Of course, all of this advice is useful only if you know whether your friends and family are fully vaccinated. Tara Kirk Sell, a senior scholar at the Johns Hopkins Center for Health Security, told us that before you initiate that conversation with a loved one, you should know what level of risk you’re willing to accept. “It’s good to figure out first what your ground rules are before you start trying to find information,” she said. Then explain why you’re so interested in knowing their vaccination status: Maybe you have an unvaccinated child at home; maybe you’re concerned about your life being disrupted by a breakthrough infection.

[Read: Getting back to normal is only possible until you test positive]

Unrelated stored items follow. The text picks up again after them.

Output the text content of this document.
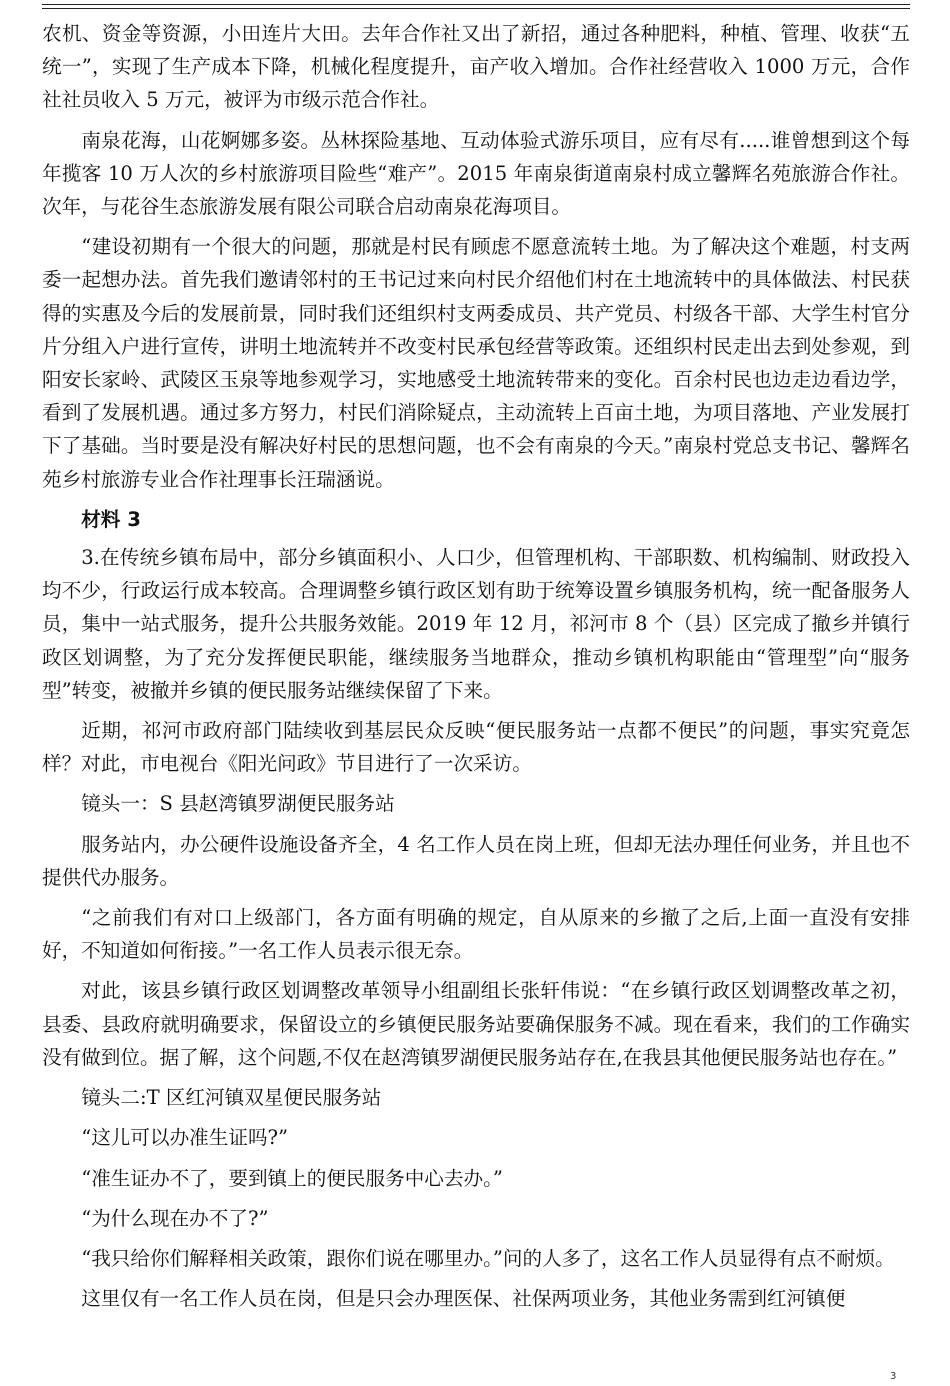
农机、资金等资源，小田连片大田。去年合作社又出了新招，通过各种肥料，种植、管理、收获“五统一”，实现了生产成本下降，机械化程度提升，亩产收入增加。合作社经营收入 1000 万元，合作社社员收入 5 万元，被评为市级示范合作社。

南泉花海，山花婀娜多姿。丛林探险基地、互动体验式游乐项目，应有尽有.....谁曾想到这个每年揽客 10 万人次的乡村旅游项目险些“难产”。2015 年南泉街道南泉村成立馨辉名苑旅游合作社。次年，与花谷生态旅游发展有限公司联合启动南泉花海项目。

“建设初期有一个很大的问题，那就是村民有顾虑不愿意流转土地。为了解决这个难题，村支两委一起想办法。首先我们邀请邻村的王书记过来向村民介绍他们村在土地流转中的具体做法、村民获得的实惠及今后的发展前景，同时我们还组织村支两委成员、共产党员、村级各干部、大学生村官分片分组入户进行宣传，讲明土地流转并不改变村民承包经营等政策。还组织村民走出去到处参观，到阳安长家岭、武陵区玉泉等地参观学习，实地感受土地流转带来的变化。百余村民也边走边看边学，看到了发展机遇。通过多方努力，村民们消除疑点，主动流转上百亩土地，为项目落地、产业发展打下了基础。当时要是没有解决好村民的思想问题，也不会有南泉的今天。”南泉村党总支书记、馨辉名苑乡村旅游专业合作社理事长汪瑞涵说。

材料 3

3.在传统乡镇布局中，部分乡镇面积小、人口少，但管理机构、干部职数、机构编制、财政投入均不少，行政运行成本较高。合理调整乡镇行政区划有助于统筹设置乡镇服务机构，统一配备服务人员，集中一站式服务，提升公共服务效能。2019 年 12 月，祁河市 8 个（县）区完成了撤乡并镇行政区划调整，为了充分发挥便民职能，继续服务当地群众，推动乡镇机构职能由“管理型”向“服务型”转变，被撤并乡镇的便民服务站继续保留了下来。

近期，祁河市政府部门陆续收到基层民众反映“便民服务站一点都不便民”的问题，事实究竟怎样？对此，市电视台《阳光问政》节目进行了一次采访。

镜头一：S 县赵湾镇罗湖便民服务站

服务站内，办公硬件设施设备齐全，4 名工作人员在岗上班，但却无法办理任何业务，并且也不提供代办服务。

“之前我们有对口上级部门，各方面有明确的规定，自从原来的乡撤了之后,上面一直没有安排好，不知道如何衔接。”一名工作人员表示很无奈。

对此，该县乡镇行政区划调整改革领导小组副组长张轩伟说：“在乡镇行政区划调整改革之初，县委、县政府就明确要求，保留设立的乡镇便民服务站要确保服务不减。现在看来，我们的工作确实没有做到位。据了解，这个问题,不仅在赵湾镇罗湖便民服务站存在,在我县其他便民服务站也存在。”

镜头二:T 区红河镇双星便民服务站

“这儿可以办准生证吗?”

“准生证办不了，要到镇上的便民服务中心去办。”

“为什么现在办不了?”

“我只给你们解释相关政策，跟你们说在哪里办。”问的人多了，这名工作人员显得有点不耐烦。

这里仅有一名工作人员在岗，但是只会办理医保、社保两项业务，其他业务需到红河镇便

3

Lizzie Post, a co-president of the Emily Post Institute and a co-host of the Awesome Etiquette podcast, suggests another option if asking for someone’s vaccination status directly could cause conflict. You can let your loved one know your COVID safety measures—such as requiring everyone opening presents on Christmas morning to be vaccinated—and ask whether they’re able to accommodate that. If they say they can’t, Post says, you can offer an alternative, such as joining via Zoom, wearing a mask, or gathering outside.

If the conversation gets heated, Amanda Craig, a licensed marriage and family therapist practicing in New York City and Connecticut, recommends letting your family member or friend know that you appreciate where they’re coming from, but you won’t back down on your own safety. The ability to express ourselves, especially to our loved ones, is crucial for our health too, Craig told us. Family are the people who are supposed to care about us. “If we can’t be honest with them,” she said, “that’s a whole different problem.”